In some instances, the math is seamless. For example, a trader who buys a June bond futures contract at 123’10 and sells it at 124’20 could easily determine that the trade was profitable by 1-10/32nds or $1,312.50 ((1-10/32) x $1,000).
However, there will be times during which you will need to borrow from the handle to bring the fraction to a point in which you can figure the profit or loss; this is where many opt to trade another market. A trader who sells a June bond at 120’12 and buys the contract back at 118’27 may have a challenge when it comes to calculating her exact profit. In this case, it is easy to see that the trade was profitable because the trader bought low and sold high. However, unless you have been doing this for a while, it may take a little work to derive the net profit.

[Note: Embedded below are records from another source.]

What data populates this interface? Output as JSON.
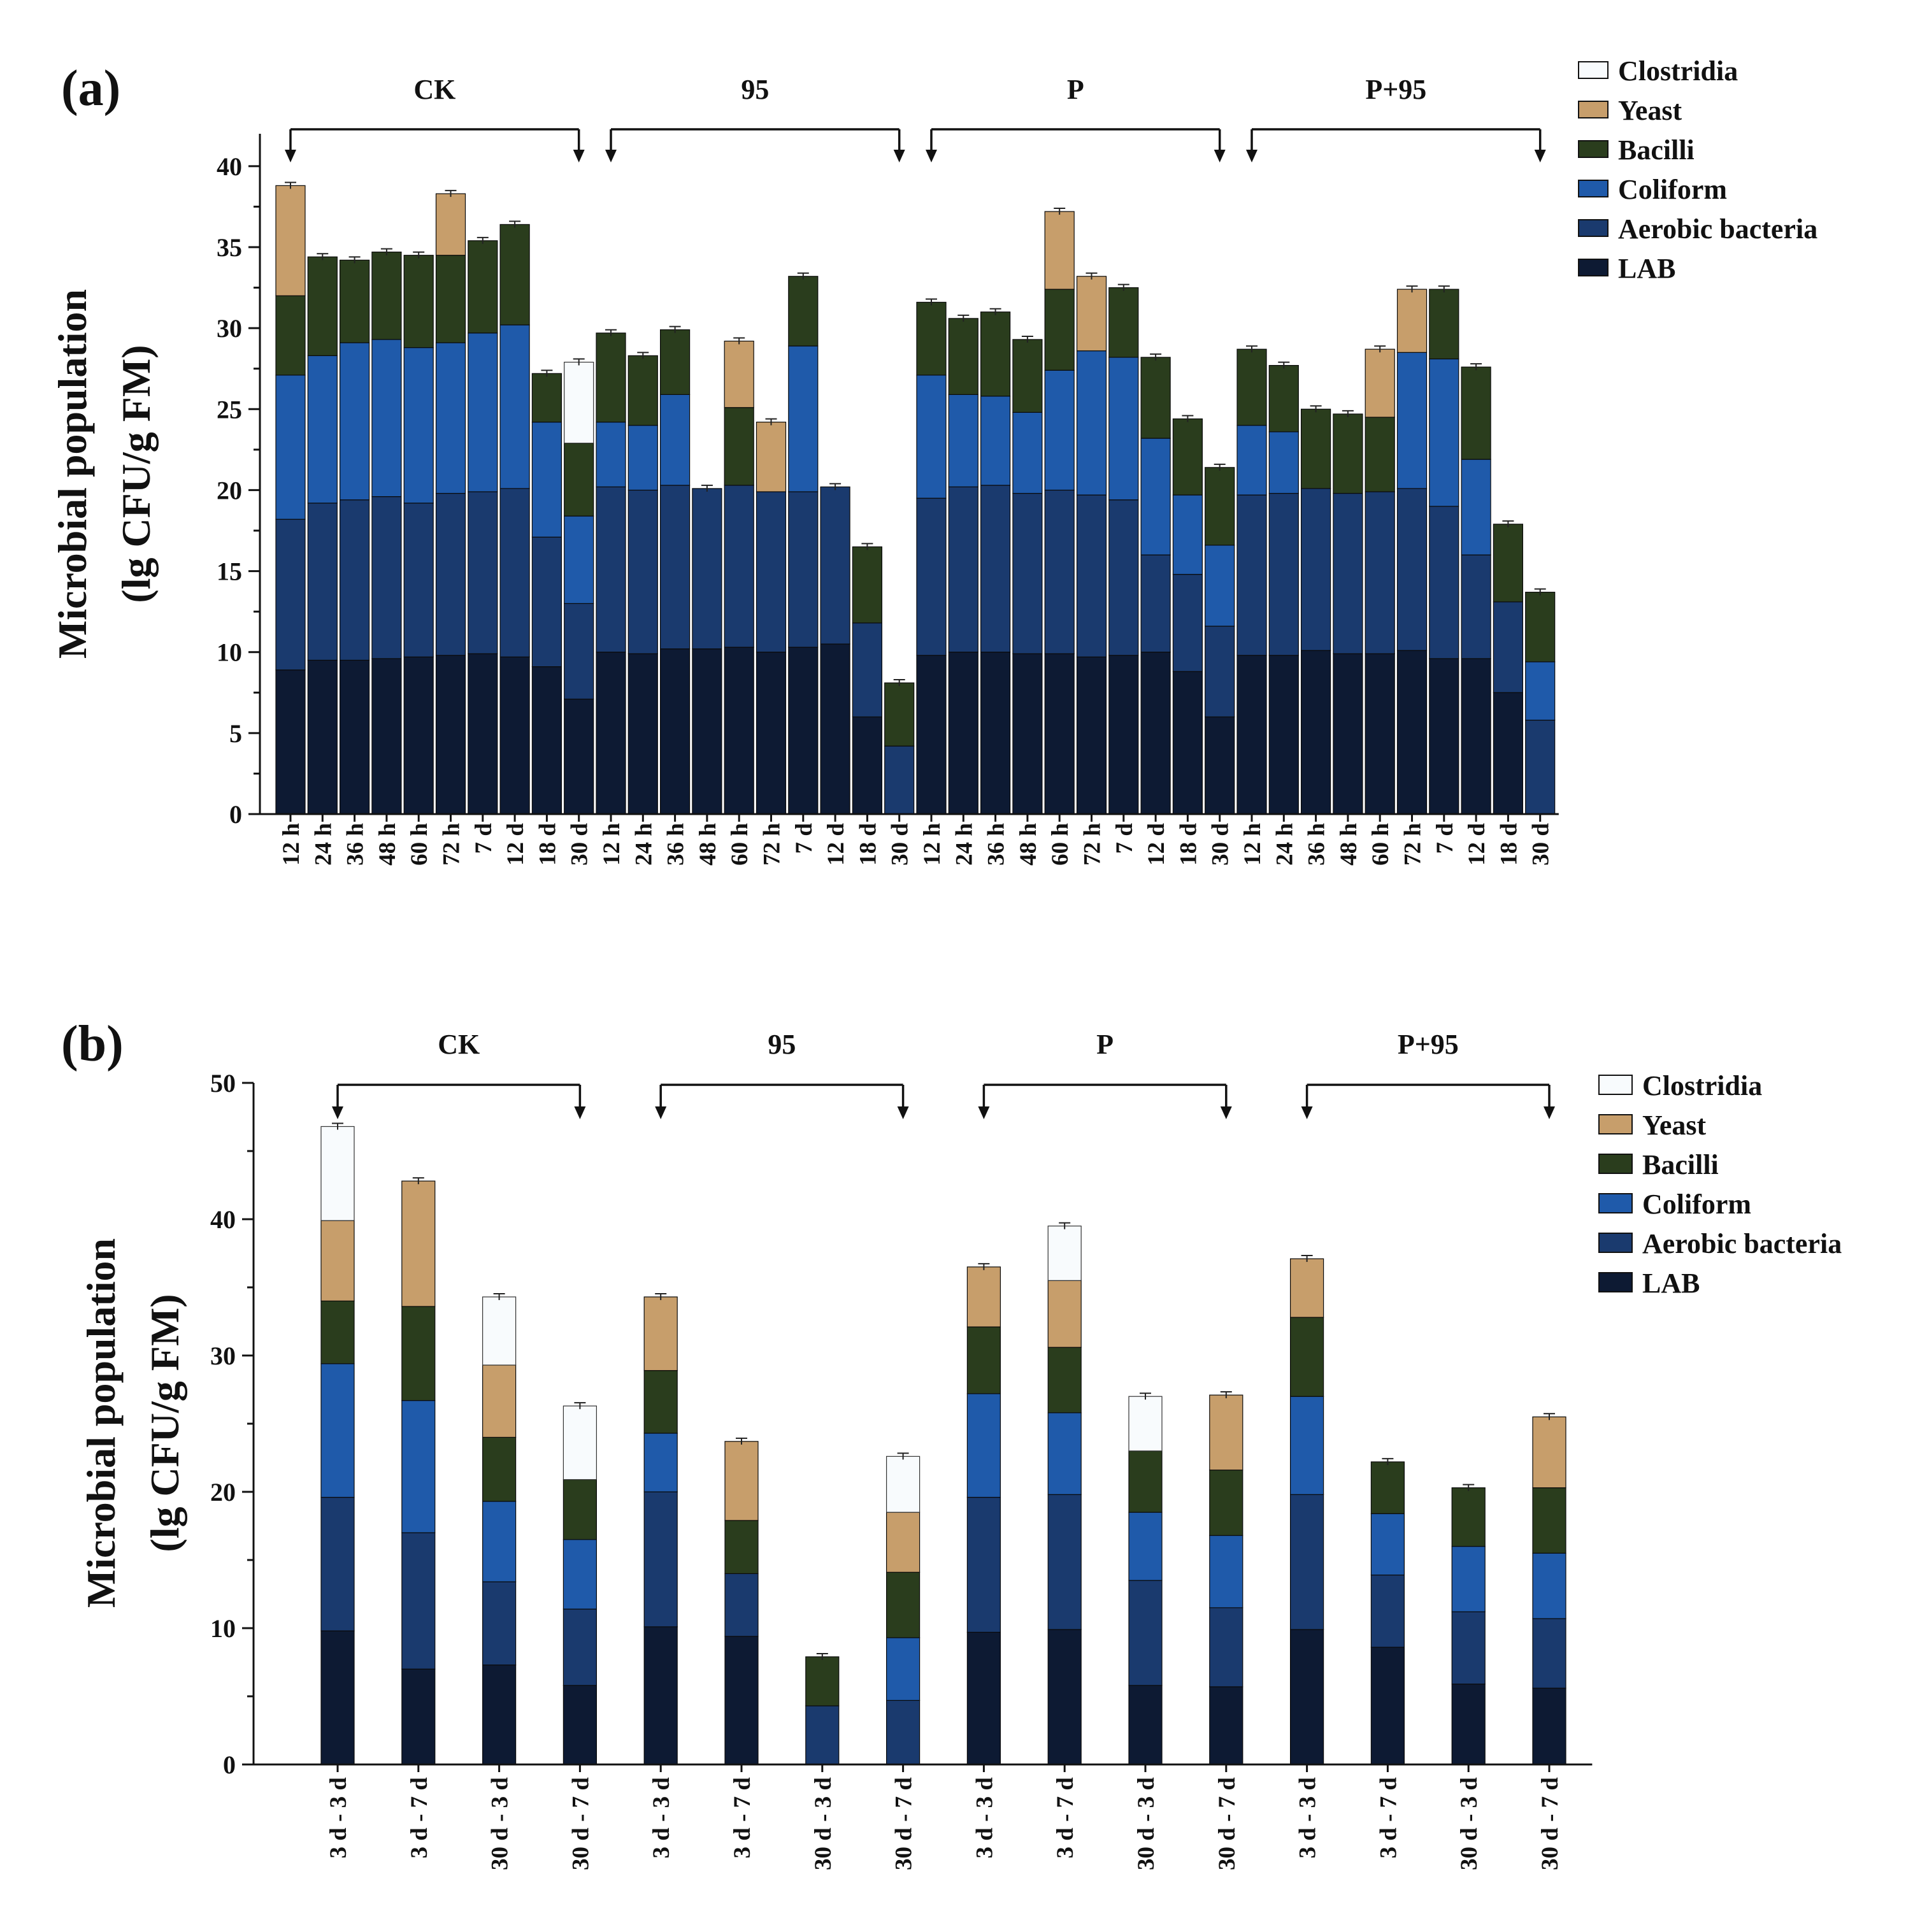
{
  "colors": {
    "LAB": "#0d1a33",
    "Aerobic bacteria": "#1a3a6e",
    "Coliform": "#1f5aaa",
    "Bacilli": "#2a3d1d",
    "Yeast": "#c79e6b",
    "Clostridia": "#f8fbfd"
  },
  "chart_data": [
    {
      "panel": "(a)",
      "type": "bar",
      "stacked": true,
      "ylabel": "Microbial population",
      "ylabel2": "(lg CFU/g FM)",
      "ylim": [
        0,
        42
      ],
      "yticks": [
        0,
        5,
        10,
        15,
        20,
        25,
        30,
        35,
        40
      ],
      "legend": [
        "Clostridia",
        "Yeast",
        "Bacilli",
        "Coliform",
        "Aerobic bacteria",
        "LAB"
      ],
      "legend_position": "top-right",
      "groups": [
        {
          "name": "CK",
          "categories": [
            "12 h",
            "24 h",
            "36 h",
            "48 h",
            "60 h",
            "72 h",
            "7 d",
            "12 d",
            "18 d",
            "30 d"
          ]
        },
        {
          "name": "95",
          "categories": [
            "12 h",
            "24 h",
            "36 h",
            "48 h",
            "60 h",
            "72 h",
            "7 d",
            "12 d",
            "18 d",
            "30 d"
          ]
        },
        {
          "name": "P",
          "categories": [
            "12 h",
            "24 h",
            "36 h",
            "48 h",
            "60 h",
            "72 h",
            "7 d",
            "12 d",
            "18 d",
            "30 d"
          ]
        },
        {
          "name": "P+95",
          "categories": [
            "12 h",
            "24 h",
            "36 h",
            "48 h",
            "60 h",
            "72 h",
            "7 d",
            "12 d",
            "18 d",
            "30 d"
          ]
        }
      ],
      "series": [
        {
          "name": "LAB",
          "values": [
            8.9,
            9.5,
            9.5,
            9.6,
            9.7,
            9.8,
            9.9,
            9.7,
            9.1,
            7.1,
            10.0,
            9.9,
            10.2,
            10.2,
            10.3,
            10.0,
            10.3,
            10.5,
            6.0,
            0,
            9.8,
            10.0,
            10.0,
            9.9,
            9.9,
            9.7,
            9.8,
            10.0,
            8.8,
            6.0,
            9.8,
            9.8,
            10.1,
            9.9,
            9.9,
            10.1,
            9.6,
            9.6,
            7.5,
            0
          ]
        },
        {
          "name": "Aerobic bacteria",
          "values": [
            9.3,
            9.7,
            9.9,
            10.0,
            9.5,
            10.0,
            10.0,
            10.4,
            8.0,
            5.9,
            10.2,
            10.1,
            10.1,
            9.9,
            10.0,
            9.9,
            9.6,
            9.7,
            5.8,
            4.2,
            9.7,
            10.2,
            10.3,
            9.9,
            10.1,
            10.0,
            9.6,
            6.0,
            6.0,
            5.6,
            9.9,
            10.0,
            10.0,
            9.9,
            10.0,
            10.0,
            9.4,
            6.4,
            5.6,
            5.8
          ]
        },
        {
          "name": "Coliform",
          "values": [
            8.9,
            9.1,
            9.7,
            9.7,
            9.6,
            9.3,
            9.8,
            10.1,
            7.1,
            5.4,
            4.0,
            4.0,
            5.6,
            0,
            0,
            0,
            9.0,
            0,
            0,
            0,
            7.6,
            5.7,
            5.5,
            5.0,
            7.4,
            8.9,
            8.8,
            7.2,
            4.9,
            5.0,
            4.3,
            3.8,
            0,
            0,
            0,
            8.4,
            9.1,
            5.9,
            0,
            3.6
          ]
        },
        {
          "name": "Bacilli",
          "values": [
            4.9,
            6.1,
            5.1,
            5.4,
            5.7,
            5.4,
            5.7,
            6.2,
            3.0,
            4.5,
            5.5,
            4.3,
            4.0,
            0,
            4.8,
            0,
            4.3,
            0,
            4.7,
            3.9,
            4.5,
            4.7,
            5.2,
            4.5,
            5.0,
            0,
            4.3,
            5.0,
            4.7,
            4.8,
            4.7,
            4.1,
            4.9,
            4.9,
            4.6,
            0,
            4.3,
            5.7,
            4.8,
            4.3
          ]
        },
        {
          "name": "Yeast",
          "values": [
            6.8,
            0,
            0,
            0,
            0,
            3.8,
            0,
            0,
            0,
            0,
            0,
            0,
            0,
            0,
            4.1,
            4.3,
            0,
            0,
            0,
            0,
            0,
            0,
            0,
            0,
            4.8,
            4.6,
            0,
            0,
            0,
            0,
            0,
            0,
            0,
            0,
            4.2,
            3.9,
            0,
            0,
            0,
            0
          ]
        },
        {
          "name": "Clostridia",
          "values": [
            0,
            0,
            0,
            0,
            0,
            0,
            0,
            0,
            0,
            5.0,
            0,
            0,
            0,
            0,
            0,
            0,
            0,
            0,
            0,
            0,
            0,
            0,
            0,
            0,
            0,
            0,
            0,
            0,
            0,
            0,
            0,
            0,
            0,
            0,
            0,
            0,
            0,
            0,
            0,
            0
          ]
        }
      ]
    },
    {
      "panel": "(b)",
      "type": "bar",
      "stacked": true,
      "ylabel": "Microbial population",
      "ylabel2": "(lg CFU/g FM)",
      "ylim": [
        0,
        50
      ],
      "yticks": [
        0,
        10,
        20,
        30,
        40,
        50
      ],
      "legend": [
        "Clostridia",
        "Yeast",
        "Bacilli",
        "Coliform",
        "Aerobic bacteria",
        "LAB"
      ],
      "legend_position": "top-right",
      "groups": [
        {
          "name": "CK",
          "categories": [
            "3 d - 3 d",
            "3 d - 7 d",
            "30 d - 3 d",
            "30 d - 7 d"
          ]
        },
        {
          "name": "95",
          "categories": [
            "3 d - 3 d",
            "3 d - 7 d",
            "30 d - 3 d",
            "30 d - 7 d"
          ]
        },
        {
          "name": "P",
          "categories": [
            "3 d - 3 d",
            "3 d - 7 d",
            "30 d - 3 d",
            "30 d - 7 d"
          ]
        },
        {
          "name": "P+95",
          "categories": [
            "3 d - 3 d",
            "3 d - 7 d",
            "30 d - 3 d",
            "30 d - 7 d"
          ]
        }
      ],
      "series": [
        {
          "name": "LAB",
          "values": [
            9.8,
            7.0,
            7.3,
            5.8,
            10.1,
            9.4,
            0,
            0,
            9.7,
            9.9,
            5.8,
            5.7,
            9.9,
            8.6,
            5.9,
            5.6
          ]
        },
        {
          "name": "Aerobic bacteria",
          "values": [
            9.8,
            10.0,
            6.1,
            5.6,
            9.9,
            4.6,
            4.3,
            4.7,
            9.9,
            9.9,
            7.7,
            5.8,
            9.9,
            5.3,
            5.3,
            5.1
          ]
        },
        {
          "name": "Coliform",
          "values": [
            9.8,
            9.7,
            5.9,
            5.1,
            4.3,
            0,
            0,
            4.6,
            7.6,
            6.0,
            5.0,
            5.3,
            7.2,
            4.5,
            4.8,
            4.8
          ]
        },
        {
          "name": "Bacilli",
          "values": [
            4.6,
            6.9,
            4.7,
            4.4,
            4.6,
            3.9,
            3.6,
            4.8,
            4.9,
            4.8,
            4.5,
            4.8,
            5.8,
            3.8,
            4.3,
            4.8
          ]
        },
        {
          "name": "Yeast",
          "values": [
            5.9,
            9.2,
            5.3,
            0,
            5.4,
            5.8,
            0,
            4.4,
            4.4,
            4.9,
            0,
            5.5,
            4.3,
            0,
            0,
            5.2
          ]
        },
        {
          "name": "Clostridia",
          "values": [
            6.9,
            0,
            5.0,
            5.4,
            0,
            0,
            0,
            4.1,
            0,
            4.0,
            4.0,
            0,
            0,
            0,
            0,
            0
          ]
        }
      ]
    }
  ]
}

The numerator of the sell price, 12, is much smaller than the numerator of the buy price, 27. Therefore, we know that we must borrow from the handle to properly net the fractions; otherwise, we would end up with a negative number and unnecessary confusion. In this case, we must reduce the selling price handle to 119 from 120 and increase the fraction by 32/32nds. After reducing the selling price by a handle, we will add 32/32nds to the existing fraction of 12/32nds to arrive at 44/32nds.
Once this is done, it is possible to easily subtract 27/32 from 44/32nds to determine a profit of 1’17 ((119 - 118) + (44/32 - 27/32)). From here we can convert the fraction to dollar value by multiplying by $1,000. Assuming these fills, this trade would have been profitable by $1,531.25 before commissions and fees ((1-17/32) x $1,000).

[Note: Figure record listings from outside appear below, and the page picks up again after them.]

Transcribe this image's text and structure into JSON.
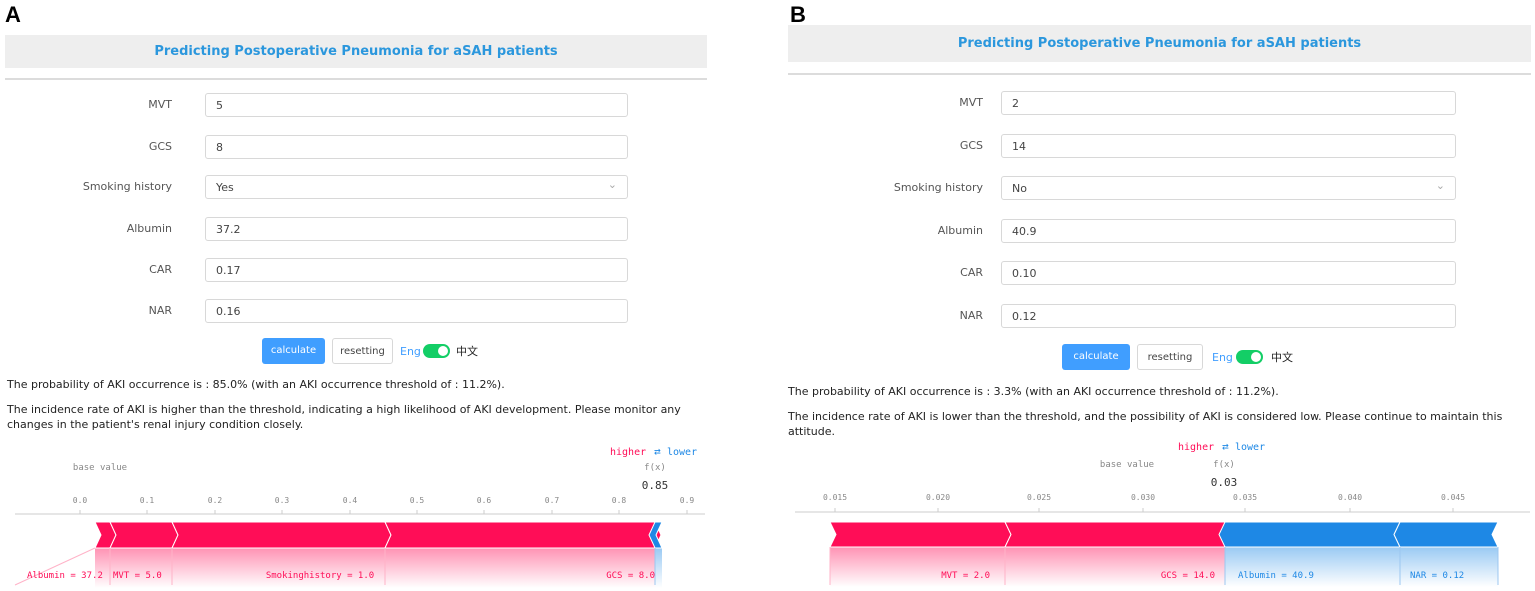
{
  "panels": [
    {
      "letter": "A",
      "title": "Predicting Postoperative Pneumonia for aSAH patients",
      "fields": [
        {
          "label": "MVT",
          "value": "5"
        },
        {
          "label": "GCS",
          "value": "8"
        },
        {
          "label": "Smoking history",
          "value": "Yes"
        },
        {
          "label": "Albumin",
          "value": "37.2"
        },
        {
          "label": "CAR",
          "value": "0.17"
        },
        {
          "label": "NAR",
          "value": "0.16"
        }
      ],
      "buttons": {
        "calculate": "calculate",
        "reset": "resetting",
        "lang_en": "Eng",
        "lang_zh": "中文"
      },
      "result": "The probability of AKI occurrence is : 85.0% (with an AKI occurrence threshold of : 11.2%).",
      "interpretation": "The incidence rate of AKI is higher than the threshold, indicating a high likelihood of AKI development. Please monitor any changes in the patient's renal injury condition closely.",
      "force_plot": {
        "higher": "higher",
        "lower": "lower",
        "base_value": "base value",
        "fx_label": "f(x)",
        "fx_value": "0.85",
        "ticks": [
          "0.0",
          "0.1",
          "0.2",
          "0.3",
          "0.4",
          "0.5",
          "0.6",
          "0.7",
          "0.8",
          "0.9"
        ],
        "features": [
          "Albumin = 37.2",
          "MVT = 5.0",
          "Smokinghistory = 1.0",
          "GCS = 8.0"
        ]
      }
    },
    {
      "letter": "B",
      "title": "Predicting Postoperative Pneumonia for aSAH patients",
      "fields": [
        {
          "label": "MVT",
          "value": "2"
        },
        {
          "label": "GCS",
          "value": "14"
        },
        {
          "label": "Smoking history",
          "value": "No"
        },
        {
          "label": "Albumin",
          "value": "40.9"
        },
        {
          "label": "CAR",
          "value": "0.10"
        },
        {
          "label": "NAR",
          "value": "0.12"
        }
      ],
      "buttons": {
        "calculate": "calculate",
        "reset": "resetting",
        "lang_en": "Eng",
        "lang_zh": "中文"
      },
      "result": "The probability of AKI occurrence is : 3.3% (with an AKI occurrence threshold of : 11.2%).",
      "interpretation": "The incidence rate of AKI is lower than the threshold, and the possibility of AKI is considered low. Please continue to maintain this attitude.",
      "force_plot": {
        "higher": "higher",
        "lower": "lower",
        "base_value": "base value",
        "fx_label": "f(x)",
        "fx_value": "0.03",
        "ticks": [
          "0.015",
          "0.020",
          "0.025",
          "0.030",
          "0.035",
          "0.040",
          "0.045"
        ],
        "features": [
          "MVT = 2.0",
          "GCS = 14.0",
          "Albumin = 40.9",
          "NAR = 0.12"
        ]
      }
    }
  ]
}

As if trading bond futures weren’t difficult enough, the Cbot created options written on Treasury futures with a twist. Instead of quoting bond options in 32nds the way the futures contracts are, the exchange opted to value them in 64ths. The multiplier will remain $1,000 so each handle still carries the same value, with the only difference in figuring the options as opposed to the futures being the fraction by which it is multiplied. Therefore, if a trader purchases a June bond 135 call option for 20, he is actually paying 20/64ths or $312.50 ((20/64) x $1,000). Similarly, if that trader were later able to offset the option for 58, he would have locked in a profit of 38/64ths or $593.75 ((58/64) - (20/64) x $1,000) before consideration of commission and fees.